Fundada por Samuel Beeton en 1860, el Beeton’s Christmas Annual, un anuario recopilatorio de novelas cortas, relatos, caricaturas y mucha publicidad, era una publicación con cierto prestigio cuando en 1887, un joven médico que se aburría en su consultorio casi sin pacientes, A. Conan Doyle, publicó la primera historia de su inmortal personaje, Sherlock Holmes, titulada Estudio en escarlata. El doctor ya había escrito algunos relatos de aventuras e históricos previos, echando mano de las experiencias como médico a bordo de buques mercantes.
Inspirado en un profesor de medicina forense, Joseph Bell, conocido durante sus estudios en Edimburgo, Holmes no era por entonces su creación favorita. Aunque al año siguiente de publicada en el anuario, la noveleta se publicaría de manera independiente con ilustraciones hechas, según comentan, por el padre alcohólico y desconsiderado de Conan Doyle, el joven médico consideraba que su texto histórico, casi desconocido en la actualidad, Micah Clarke, era lo más literario que había creado hasta entonces. Pensaba, además, que tanto ese género y como el de misterio catapultarían su incipiente carrera literaria.
No obstante, Holmes pegó más fuerte, y curiosamente lo hizo más en los Estados Unidos que en Inglaterra. En agosto de 1889, Joseph Marshall Stoddart, editor de la revista mensual Lippincott’s de Filadelfia, visitó Londres para preparar una edición británica de su publicación. Se entrevistó la misma tarde, en el elegante hotel Langham con Conan Doyle y Oscar Wilde, este último ya bastante reconocido. Al doctor, le encargaría otra historia del detective que lo había cautivado en su persecución, en conjunto con su nuevo roomie, el Dr. Watson, de un asesino de mormones sobre suelo londinense. En consecuencia, Doyle escribiría El signo de los cuatro, publicado en febrero de 1890 con gran éxito, y serviría tanto para que Doyle se decantara por la escritura policiaca, como para afianzar el prestigio del inquilino del 221B de Baker Street en los lectores de la época.

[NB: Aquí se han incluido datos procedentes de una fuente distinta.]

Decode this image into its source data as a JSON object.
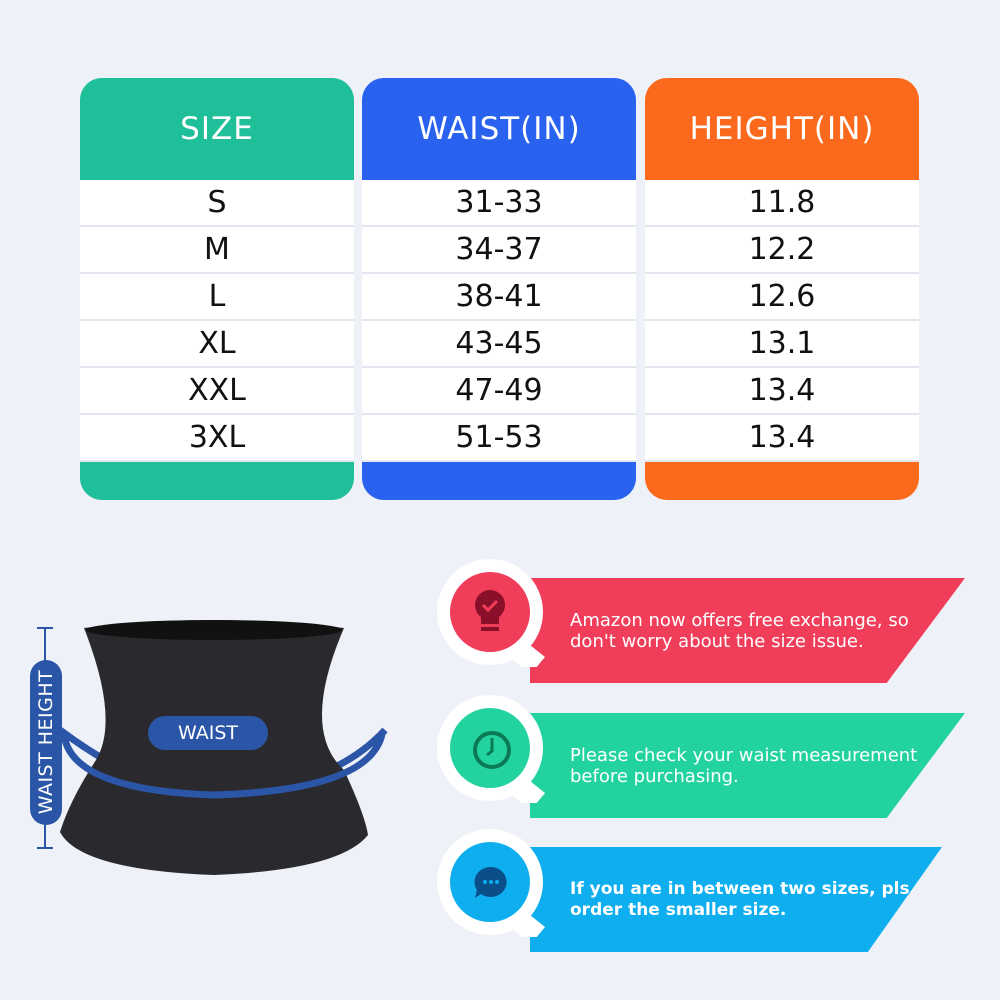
{
  "size_table": {
    "columns": [
      {
        "header": "SIZE",
        "color": "#1ebf99",
        "values": [
          "S",
          "M",
          "L",
          "XL",
          "XXL",
          "3XL"
        ]
      },
      {
        "header": "WAIST(IN)",
        "color": "#2a62f0",
        "values": [
          "31-33",
          "34-37",
          "38-41",
          "43-45",
          "47-49",
          "51-53"
        ]
      },
      {
        "header": "HEIGHT(IN)",
        "color": "#fb6a1c",
        "values": [
          "11.8",
          "12.2",
          "12.6",
          "13.1",
          "13.4",
          "13.4"
        ]
      }
    ]
  },
  "product": {
    "waist_height_label": "WAIST HEIGHT",
    "waist_label": "WAIST",
    "accent": "#2b56a8"
  },
  "tips": [
    {
      "icon": "lightbulb-check-icon",
      "color": "#f03d5a",
      "text": "Amazon now offers free exchange, so don't worry about the size issue."
    },
    {
      "icon": "clock-icon",
      "color": "#22d3a0",
      "text": "Please check your waist measurement before purchasing."
    },
    {
      "icon": "chat-bubble-icon",
      "color": "#0eaeef",
      "text": "If you are in between two sizes, pls order the smaller size."
    }
  ]
}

Tras estos primeros pasos, Doyle cambiaría de formato y editor; de la nouvelle pasó a los relatos breves que aparecían de forma individual en la revista Strand, que editó hasta mediados del siglo XX a grandes autores del género como Agatha Christie, Dorothy Sayers, George Simenon o Edgar Wallace, por sólo mencionar algunos.
Y volviendo a aquella entrevista en el Langham, entre el editor, el dandy y el joven galeno, no estaría de más comentar, aunque me salga del tema, que Wilde, producto de aquel encuentro, publicaría también al año siguiente en el Lippincott’s Magazine su extraordinaria novela, El retrato de Dorian Gray. Vaya tarde.